I'm finding it difficult to squeeze time out of my day to work on my personal projects. There have been barely-noticeable changes on my projects, but I assure you- I'm still working on them! I've been wanting to write about these things for a while now, but I didn't think there was enough interesting content to post them each individually. I've decided to combine my experience with all three subjects into one higher-level post, great!.

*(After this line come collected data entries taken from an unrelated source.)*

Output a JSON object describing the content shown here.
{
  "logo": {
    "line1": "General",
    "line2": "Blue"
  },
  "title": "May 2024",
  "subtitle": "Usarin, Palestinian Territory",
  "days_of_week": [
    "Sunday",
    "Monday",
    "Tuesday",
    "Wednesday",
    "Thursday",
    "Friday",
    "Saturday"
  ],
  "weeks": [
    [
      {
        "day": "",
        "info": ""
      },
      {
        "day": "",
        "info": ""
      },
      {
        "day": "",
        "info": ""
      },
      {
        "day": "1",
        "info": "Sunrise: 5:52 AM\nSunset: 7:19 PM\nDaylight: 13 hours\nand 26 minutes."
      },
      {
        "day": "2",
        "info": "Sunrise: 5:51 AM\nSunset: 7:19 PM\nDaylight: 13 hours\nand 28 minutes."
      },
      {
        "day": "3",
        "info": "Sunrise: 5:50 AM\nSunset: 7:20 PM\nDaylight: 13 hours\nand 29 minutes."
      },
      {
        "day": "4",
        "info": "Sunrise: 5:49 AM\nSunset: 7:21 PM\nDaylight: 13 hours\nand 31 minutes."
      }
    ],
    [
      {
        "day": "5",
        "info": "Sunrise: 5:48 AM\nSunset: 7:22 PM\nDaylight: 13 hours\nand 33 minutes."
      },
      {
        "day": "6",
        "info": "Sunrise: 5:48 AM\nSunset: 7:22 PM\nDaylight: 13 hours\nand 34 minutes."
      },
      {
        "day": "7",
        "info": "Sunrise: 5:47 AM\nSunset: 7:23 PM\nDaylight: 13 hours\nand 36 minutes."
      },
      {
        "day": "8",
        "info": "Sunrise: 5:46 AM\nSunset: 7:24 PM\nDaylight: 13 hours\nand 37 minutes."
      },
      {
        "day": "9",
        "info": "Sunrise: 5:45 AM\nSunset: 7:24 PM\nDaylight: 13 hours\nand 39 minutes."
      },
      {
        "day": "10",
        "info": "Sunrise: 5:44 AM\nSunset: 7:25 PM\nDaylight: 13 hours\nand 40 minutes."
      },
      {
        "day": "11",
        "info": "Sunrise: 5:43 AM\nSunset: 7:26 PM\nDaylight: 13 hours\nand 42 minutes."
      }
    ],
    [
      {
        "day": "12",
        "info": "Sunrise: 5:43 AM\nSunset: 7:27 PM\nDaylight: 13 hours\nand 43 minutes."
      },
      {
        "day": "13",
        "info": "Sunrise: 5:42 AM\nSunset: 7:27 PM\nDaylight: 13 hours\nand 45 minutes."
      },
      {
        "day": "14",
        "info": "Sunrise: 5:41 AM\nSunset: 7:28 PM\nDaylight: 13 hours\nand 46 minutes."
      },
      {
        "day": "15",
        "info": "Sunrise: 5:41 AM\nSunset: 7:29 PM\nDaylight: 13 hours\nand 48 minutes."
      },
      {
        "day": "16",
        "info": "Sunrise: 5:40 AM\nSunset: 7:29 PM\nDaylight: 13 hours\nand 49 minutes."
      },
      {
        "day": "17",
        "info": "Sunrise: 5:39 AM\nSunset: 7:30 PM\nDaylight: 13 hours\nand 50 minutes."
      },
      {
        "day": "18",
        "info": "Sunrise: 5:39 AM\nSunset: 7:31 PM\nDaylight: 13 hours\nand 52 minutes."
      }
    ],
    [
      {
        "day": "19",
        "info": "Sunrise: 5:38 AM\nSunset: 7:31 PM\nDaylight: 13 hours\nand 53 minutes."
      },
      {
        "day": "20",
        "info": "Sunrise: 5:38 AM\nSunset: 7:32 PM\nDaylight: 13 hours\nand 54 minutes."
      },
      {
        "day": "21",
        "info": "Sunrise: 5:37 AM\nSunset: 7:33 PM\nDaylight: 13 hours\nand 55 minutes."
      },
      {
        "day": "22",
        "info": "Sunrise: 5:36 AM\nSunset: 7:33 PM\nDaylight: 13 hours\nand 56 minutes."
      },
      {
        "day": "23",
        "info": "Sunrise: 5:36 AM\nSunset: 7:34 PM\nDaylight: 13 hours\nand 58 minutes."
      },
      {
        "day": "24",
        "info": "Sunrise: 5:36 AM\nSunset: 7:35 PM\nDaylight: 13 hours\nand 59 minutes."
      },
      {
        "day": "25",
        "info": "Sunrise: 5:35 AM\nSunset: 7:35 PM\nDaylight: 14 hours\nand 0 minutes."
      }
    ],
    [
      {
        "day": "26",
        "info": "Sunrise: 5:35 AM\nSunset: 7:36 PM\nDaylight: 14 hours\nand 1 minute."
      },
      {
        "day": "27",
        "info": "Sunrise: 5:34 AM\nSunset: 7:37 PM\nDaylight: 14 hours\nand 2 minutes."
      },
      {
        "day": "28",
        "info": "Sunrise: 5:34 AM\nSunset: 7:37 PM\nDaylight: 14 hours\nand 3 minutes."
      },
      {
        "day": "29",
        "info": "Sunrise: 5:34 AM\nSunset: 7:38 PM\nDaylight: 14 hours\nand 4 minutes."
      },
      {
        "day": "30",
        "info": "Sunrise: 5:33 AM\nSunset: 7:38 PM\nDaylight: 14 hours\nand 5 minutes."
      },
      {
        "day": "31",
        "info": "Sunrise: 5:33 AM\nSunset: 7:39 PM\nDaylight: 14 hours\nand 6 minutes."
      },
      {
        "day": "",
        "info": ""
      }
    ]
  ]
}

If you look at my portfolio page, you'll see I'm working on an online radio-type project. To collect information on songs playing I use the iTunes Music Store Search API. This API is quite extensive and returns just about everything you want to know about a song- including it's album artwork! I can't remember when I stumbled across this API, but ever since I started using it I've had such a strange problem. The API lets you set what type of media you're looking for, songs in my case. The API reference I used instructed me to set the entity to musicTrack. All was good until my application's search function started returning music videos. This issue was easily reproduced, so I turned to the Apple Support Forums. Turns out I was reading an old API reference. Please, if you ever decide to work with this API, use this reference.

Now for the interesting stuff! On my idle time while traveling to and from work I've been reading this book. It has proven to be very interesting and quite the primer on HTML5. Most believe the most exciting feature of HTML5 is probably the canvas element. This element allows us to draw nearly anything (the standard only lists 2D drawing for now) on an area in the browser. When we combine this with the power of javascript DOM and HTML5's audio and video features, amazing things can be created. The goal of all this is to hopefully remove the reliance on Adobe's proprietary Flash software for multimedia on the web. It is catching on, even YouTube has been experimenting with HTML5 for serving content.